Se llamaba Sult, nombre común para los perros en el rural gallego y que tiene su origen en la despectiva alusión al mariscal que comandaba las tropas napoleónicas en la Batalla de Elviña. Su único pecado fue ser un cruce Husky y Malamute que fue a parar a las bondadosas pero inexpertas manos de una mujer anciana, que ya había tenido y seguía teniendo en su atareada vida suficientes luchas que librar.
No todos los propietarios valemos para cualquier perro, y Manola se vió pronto superada por el fuerte carácter de su cachorro, que aprendió por su cuenta a defender sus recursos con estrategias de defensa activa, sin por ello dejar de ser un perro cariñoso con sus dueños.

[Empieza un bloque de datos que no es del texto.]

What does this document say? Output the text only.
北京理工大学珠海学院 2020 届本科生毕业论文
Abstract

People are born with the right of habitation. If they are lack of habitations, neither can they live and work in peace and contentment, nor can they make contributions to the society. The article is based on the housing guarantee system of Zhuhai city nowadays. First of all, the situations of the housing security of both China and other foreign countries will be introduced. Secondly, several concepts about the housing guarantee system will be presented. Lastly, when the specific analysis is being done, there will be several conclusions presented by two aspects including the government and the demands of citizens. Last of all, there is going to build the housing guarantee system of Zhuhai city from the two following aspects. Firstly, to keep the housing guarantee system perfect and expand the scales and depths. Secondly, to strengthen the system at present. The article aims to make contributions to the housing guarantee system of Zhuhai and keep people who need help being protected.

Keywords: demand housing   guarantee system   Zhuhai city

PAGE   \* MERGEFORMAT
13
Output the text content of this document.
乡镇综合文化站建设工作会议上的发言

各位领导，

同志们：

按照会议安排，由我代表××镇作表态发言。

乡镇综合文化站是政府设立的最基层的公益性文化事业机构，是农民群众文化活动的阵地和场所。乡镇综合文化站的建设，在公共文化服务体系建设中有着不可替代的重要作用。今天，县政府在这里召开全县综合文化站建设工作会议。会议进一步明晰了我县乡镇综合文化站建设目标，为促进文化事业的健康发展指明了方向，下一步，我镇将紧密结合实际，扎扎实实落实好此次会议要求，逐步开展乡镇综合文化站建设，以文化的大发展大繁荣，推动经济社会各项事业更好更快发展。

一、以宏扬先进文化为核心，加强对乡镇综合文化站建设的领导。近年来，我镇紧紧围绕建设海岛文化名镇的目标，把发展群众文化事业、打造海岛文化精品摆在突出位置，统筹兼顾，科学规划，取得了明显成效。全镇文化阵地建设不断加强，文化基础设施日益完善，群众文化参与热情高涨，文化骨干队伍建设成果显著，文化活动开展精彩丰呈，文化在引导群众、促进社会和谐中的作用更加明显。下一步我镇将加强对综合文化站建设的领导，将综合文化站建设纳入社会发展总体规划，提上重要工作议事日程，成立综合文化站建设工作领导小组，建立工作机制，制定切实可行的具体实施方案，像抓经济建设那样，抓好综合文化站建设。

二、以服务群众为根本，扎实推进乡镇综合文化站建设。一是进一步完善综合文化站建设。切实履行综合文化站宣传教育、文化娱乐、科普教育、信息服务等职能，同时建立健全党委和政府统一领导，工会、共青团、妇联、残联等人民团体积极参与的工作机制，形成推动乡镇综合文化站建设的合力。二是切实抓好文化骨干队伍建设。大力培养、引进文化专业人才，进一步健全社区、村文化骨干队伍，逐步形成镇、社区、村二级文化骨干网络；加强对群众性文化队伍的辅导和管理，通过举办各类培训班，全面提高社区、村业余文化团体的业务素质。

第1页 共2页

Cuando me llamaron ya había mordido a su dueña en dos ocasiones, defendiendo su comida ante malinterpretados pero torpes acercamientos.
Tenía 6 meses, era cariñoso y juguetón, pero no se le había enseñado a inhibir la mordida ni se le había hecho entender que no había necesidad de proteger comida o juguetes.
Sult demostró ser un alumno aplicado, y Manola demostró ser una mujer buena pero vencida por años de duro trabajo que aún seguía ejerciendo en su huerta y cuidando de un marido inválido.
Tras unas cuantas sesiones comprobamos que aquella era una paraje abocada al fracaso, principalmente por la incapacidad meramente física de atender las necesidades mínimas de activiad del cachorro. Y Manola me pidió entre lágrimas que le ayudara a buscar un buen hogar para Sult, en el que manos más competentes, jóvenes y con más tiempo, se ocuparan del él.
Acudí a una página web para dar en adopción perros de origen nórdico cuyos dueños no podían o no sabían proporcionar el tipo de vida y educación que sus genes demandaban. La respuesta vino de una familia del otro extremo de la península, y aunque en principio habíamos deshechado cualquier forma de entrega que no fuera la presencial, lo urgente de la situación me hizo optar por la única posibilidad que los adoptantes admitían: el envío del perro por mensajería.
Informamos a los interesados de todo el historial de Sult, sin omitir ningún detalle cuya ausencia pudiera implicar una decisión poco fundamentada o imprudente. Las escucharon con atención y le quitaron hierro al asunto, autoproclamándose ex-criadores, expertos guías caninos y buenos conocedores de las particularidades de los nórdicos.
Atendiendo a las demandas de la anciana, que no sabía cómo proceder ni cómo gestionar el proceso, me hice cargo personalmente del envío, y me dirigí a la empresa de mensajería genérica que realizaba servicios de transpote de mascotas. Cuando llegamos a la sede local de MRW me explicaron que debía aportar una jaula, de la que el perro no saldría en las 24 horas que duraría el trayecto, incluyendo una parada en el centro logístico de Madrid.
Fuí plenamente consciente de lo que para Sult podría suponer esa experiencia. Y aún así, accedí, cansado de gestionar e implicarme en un problema que no era el mío, y autoengañándome pensando que era lo mejor para todos.
Sult llegó totalmente estresado, y se negó a abandonar su habítaculo ante los forcejeos de un chófer con prisas y de unos nuevos propietarios que resultaron ser tan incompetentes como mezquinos. A la fuerza lo sacaron, y ante la fuerza se defendió, aunque en esta ocasión tan sólo con una amenaza y una actitud huidiza, pero que inauguró una relación marcada por la desconfianza mutua.
Los autoproclamados expertos, ávidos consumidores de lugares comunes sobre el rango y la jerarquía, no tardaron ni media hora en poner a prueba la tendencia a la protección de la comida de Sult, a pesar de de la advertencia explícita sobre este particular, y las indicaciones concretas de cómo continuar la estrategia que exitosamente habíamos empezado.
Pronto realizaron un conveniente y estúpido diagnóstico de la agresividad de Sult en base a pasadas e inventadas experiencias de maltrato que lo convertían en un ejemplar irrecuperable.
Ante el exceso de su verborrea y la falta de su disposición a buscar ayuda profesional, localicé y contacté en la zona con un colega de profesión cuya trayectoria y referencias me despertaron confianza. Me llamó al rato, diciendo que su conversación con los adoptantes había versado sobre todo sobre el precio del servicio, que a entender de estos era excesivo.
Tras sacrificarlo, tuvieron los santos cojones de llamarme para, tras anunciarme la noticia, preguntarme cuando tendría camada de esos perros tan bonitos que yo criaba, y si los enviaría a domicilio.
Aunque mi respuesta fue negativa, me faltó aplomo para decirles algo más, supongo que porque pese a todo, sabía que fui yo quien envió a Sult a la muerte.